Key features of the revised framework
The key features of the revised framework include:
• A revised boundary between the trading book and banking book. A better defined boundary will serve to reduce incentives to arbitrage between the regulatory banking and trading books, while still respecting banks’ risk management practices.
• A revised internal models approach for market risk. . The new approach introduces a more rigorous model approval process that lets supervisors remove internal modelling approval for individual trading desks. It also allows a more consistent identification and capitalisation of material risk factors across banks, and sets constraints on the capital-reducing effects of hedging and diversification.
• A revised standardised approach for market risk . The standardised approach has been overhauled to make it sufficiently risk-sensitive to serve as a credible fallback as well as a floor to the internal models approach, while still providing an appropriate standard for banks that do not require a sophisticated treatment for market risk.
• A shift from value -at-risk to an expected shortfall measure of risk under stress. Use of expected shortfall will help to ensure prudent capture of “tail risk” and so maintain capital adequacy during periods of significant market stress.
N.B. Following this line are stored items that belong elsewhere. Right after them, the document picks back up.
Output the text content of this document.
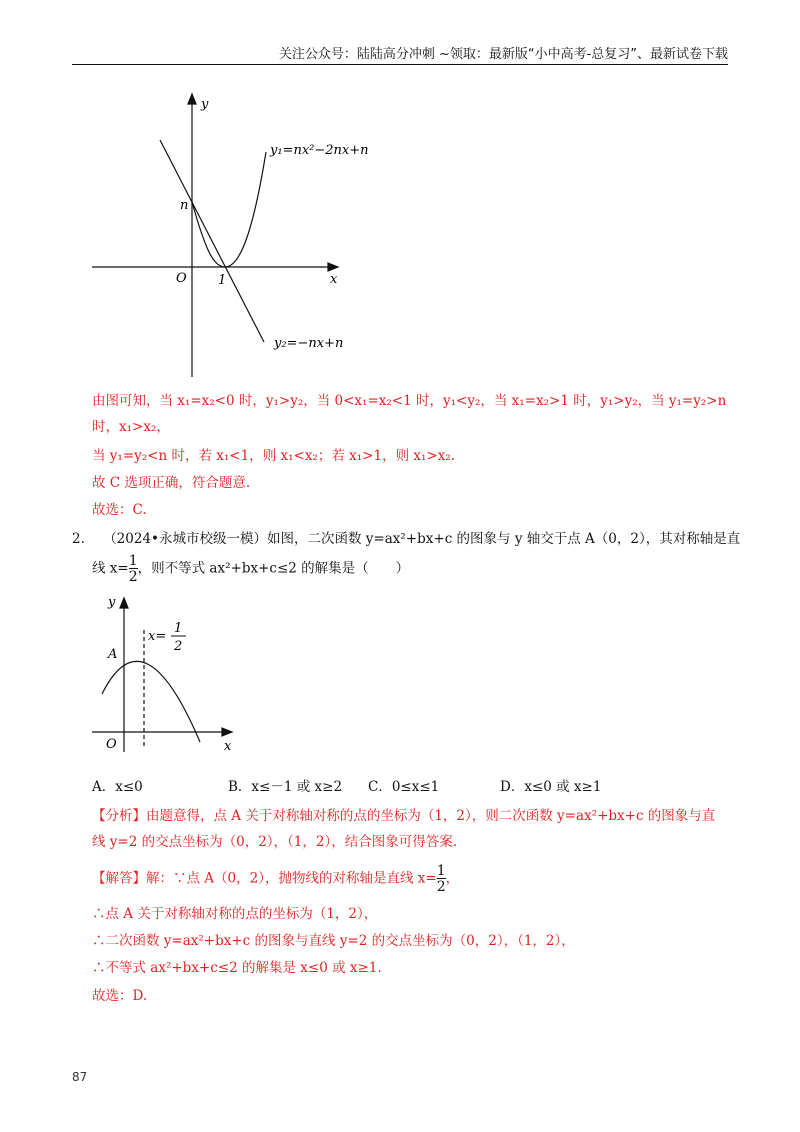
关注公众号：陆陆高分冲刺 ~领取：最新版“小中高考-总复习”、最新试卷下载
y
x
O
n
1
y₁=nx²−2nx+n
y₂=−nx+n
由图可知，当 x₁=x₂<0 时，y₁>y₂，当 0<x₁=x₂<1 时，y₁<y₂，当 x₁=x₂>1 时，y₁>y₂，当 y₁=y₂>n
时，x₁>x₂，
当 y₁=y₂<n 时，若 x₁<1，则 x₁<x₂；若 x₁>1，则 x₁>x₂.
故 C 选项正确，符合题意.
故选：C.
2. （2024•永城市校级一模）如图，二次函数 y=ax²+bx+c 的图象与 y 轴交于点 A（0，2），其对称轴是直
线 $x= \frac{1}{2}$ ，则不等式 ax²+bx+c≤2 的解集是（　　）
y
x
O
A
x=
1
2
A．x≤0	B．x≤－1 或 x≥2 C．0≤x≤1	D．x≤0 或 x≥1
【分析】由题意得，点 A 关于对称轴对称的点的坐标为（1，2），则二次函数 y=ax²+bx+c 的图象与直
线 y=2 的交点坐标为（0，2），（1，2），结合图象可得答案.
【解答】解：∵点 A（0，2），抛物线的对称轴是直线 $x= \frac{1}{2}$ ，
∴点 A 关于对称轴对称的点的坐标为（1，2），
∴二次函数 y=ax²+bx+c 的图象与直线 y=2 的交点坐标为（0，2），（1，2），
∴不等式 ax²+bx+c≤2 的解集是 x≤0 或 x≥1.
故选：D.
87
• Incorporation of the risk of market illiquidity . Varying liquidity horizons are incorporated into the revised standardised and internal model approaches to mitigate the risk of a sudden and severe impairment of market liquidity across asset markets. These replace the static 10-day horizon assumed under VaR for all traded instruments in the current framework.
The Committee has conducted impact analysis using data provided by banks and assuming the revised market risk framework was fully in force as of end – June 2015. The revised framework produces market risk risk-weighted assets (RWAs) that account for less than 10% of total RWAs, compared to approximately 6% under the current framework. Compared with the current market risk framework, the revised market risk standard would result in a median (weighted mean) increase of approximately 22% (40%) in total market risk capital requirements. These impact estimates take account of the calibration refinements endorsed by the Committee in December 2015.
The revised market risk framework comes into effect on 1 January 2019. Over the implementation period, the Committee will continue to monitor the capital impact of the revised standard in order to ensure consistency in the overall calibration of the Basel capital framework.